Read more about the plan at 
*www.relianceinfo.com/Infocomm/Rim/rconnect_tariffs_details.html

.


----------



## trivisingh (Feb 10, 2005)

thanks for the detail, din. it sure looks like a good option especially since I am more interested in an uncapped connection. having a broadband connection is of no use if you are limited to a couple of GBs per month


----------



## daj123 (Feb 10, 2005)

call up your local cable operator. he might have some good plans.


----------



## lavanian (Feb 12, 2005)

"Reliance...Speed - Usually 30 - 50 kbps up / down , Downloading 10 KBps , it is a good option , ( from my experience , could download about 15 CDs last month ) "

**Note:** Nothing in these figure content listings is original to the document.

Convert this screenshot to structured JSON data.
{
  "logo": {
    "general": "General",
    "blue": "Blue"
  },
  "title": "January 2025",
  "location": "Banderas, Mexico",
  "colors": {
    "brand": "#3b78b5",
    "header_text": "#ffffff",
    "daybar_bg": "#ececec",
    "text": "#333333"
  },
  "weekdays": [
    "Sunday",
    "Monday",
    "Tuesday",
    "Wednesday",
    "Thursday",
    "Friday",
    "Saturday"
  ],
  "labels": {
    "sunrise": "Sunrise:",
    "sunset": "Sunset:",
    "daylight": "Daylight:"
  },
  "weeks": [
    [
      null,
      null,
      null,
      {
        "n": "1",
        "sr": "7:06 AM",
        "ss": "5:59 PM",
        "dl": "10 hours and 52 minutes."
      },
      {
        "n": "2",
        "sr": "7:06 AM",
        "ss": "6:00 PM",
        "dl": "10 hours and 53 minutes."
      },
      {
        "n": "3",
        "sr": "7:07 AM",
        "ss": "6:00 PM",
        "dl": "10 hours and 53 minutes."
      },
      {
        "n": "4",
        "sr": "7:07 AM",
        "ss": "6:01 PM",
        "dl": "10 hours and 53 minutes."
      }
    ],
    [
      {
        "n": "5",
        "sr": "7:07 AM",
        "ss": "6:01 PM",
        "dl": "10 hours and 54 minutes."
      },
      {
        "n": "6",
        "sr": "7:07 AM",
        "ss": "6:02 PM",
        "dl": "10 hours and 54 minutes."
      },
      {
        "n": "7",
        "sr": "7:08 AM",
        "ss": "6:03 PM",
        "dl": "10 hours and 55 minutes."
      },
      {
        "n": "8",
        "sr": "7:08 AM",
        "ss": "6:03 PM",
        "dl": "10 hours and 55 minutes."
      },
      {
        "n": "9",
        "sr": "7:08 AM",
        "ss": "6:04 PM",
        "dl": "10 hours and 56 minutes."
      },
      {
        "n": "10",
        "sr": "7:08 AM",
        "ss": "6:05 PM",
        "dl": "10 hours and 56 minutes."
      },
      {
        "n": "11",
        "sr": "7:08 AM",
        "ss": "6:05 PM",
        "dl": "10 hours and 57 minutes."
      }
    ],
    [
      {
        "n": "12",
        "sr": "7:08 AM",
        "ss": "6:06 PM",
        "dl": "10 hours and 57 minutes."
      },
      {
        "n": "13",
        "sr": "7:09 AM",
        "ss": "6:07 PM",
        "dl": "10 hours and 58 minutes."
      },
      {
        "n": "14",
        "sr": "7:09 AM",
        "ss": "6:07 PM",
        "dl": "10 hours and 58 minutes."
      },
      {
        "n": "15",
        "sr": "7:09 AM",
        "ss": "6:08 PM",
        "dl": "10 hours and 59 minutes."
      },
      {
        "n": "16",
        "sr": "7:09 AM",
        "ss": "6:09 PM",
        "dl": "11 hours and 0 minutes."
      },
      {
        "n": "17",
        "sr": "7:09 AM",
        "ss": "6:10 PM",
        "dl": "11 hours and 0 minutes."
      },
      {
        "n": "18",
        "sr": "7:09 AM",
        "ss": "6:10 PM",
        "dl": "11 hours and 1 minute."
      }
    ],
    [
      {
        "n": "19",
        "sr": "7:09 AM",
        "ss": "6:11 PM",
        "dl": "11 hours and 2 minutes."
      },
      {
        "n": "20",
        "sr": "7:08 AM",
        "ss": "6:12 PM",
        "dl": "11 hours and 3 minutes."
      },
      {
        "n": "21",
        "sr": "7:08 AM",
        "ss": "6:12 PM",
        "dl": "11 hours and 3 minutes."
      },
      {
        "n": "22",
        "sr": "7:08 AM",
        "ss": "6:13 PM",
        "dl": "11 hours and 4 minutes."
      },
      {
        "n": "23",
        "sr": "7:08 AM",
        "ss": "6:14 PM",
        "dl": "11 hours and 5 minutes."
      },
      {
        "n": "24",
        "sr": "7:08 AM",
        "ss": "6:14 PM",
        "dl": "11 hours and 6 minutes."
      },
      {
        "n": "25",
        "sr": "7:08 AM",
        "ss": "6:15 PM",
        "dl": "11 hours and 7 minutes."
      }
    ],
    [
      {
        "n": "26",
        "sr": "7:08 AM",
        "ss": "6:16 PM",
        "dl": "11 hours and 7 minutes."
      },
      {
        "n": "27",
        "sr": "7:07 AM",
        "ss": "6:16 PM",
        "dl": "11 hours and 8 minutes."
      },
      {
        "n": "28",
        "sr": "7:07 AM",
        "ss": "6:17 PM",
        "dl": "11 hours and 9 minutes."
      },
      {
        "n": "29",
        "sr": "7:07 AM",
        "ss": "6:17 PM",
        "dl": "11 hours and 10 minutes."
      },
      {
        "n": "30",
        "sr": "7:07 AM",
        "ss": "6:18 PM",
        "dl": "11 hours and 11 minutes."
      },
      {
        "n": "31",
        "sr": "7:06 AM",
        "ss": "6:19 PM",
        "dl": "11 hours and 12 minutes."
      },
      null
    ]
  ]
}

....Thats bad!! A broad band connection should have a cap of 256 KBPS up/down ....instead try BSNL broadband , though I'v not tried it , I believe it is FAST... Any one's tried BSNL's Rs 500 Per month 256 K connection??[/list]


----------



## bharathbala2003 (Feb 12, 2005)

broadband broadband broadband!!!!!!!!!!!!!!!!!! this is wat iam seein in this forum.. guys y not u SEARCH the FORUMS B4 pasting!!!!!!!!! all broadband stuffs are in the thread below 

*www.thinkdigit.com/forum/viewtopic.php?t=14034


----------



## lavanian (Feb 12, 2005)

oops


----------



## lavanian (Feb 12, 2005)

oops


----------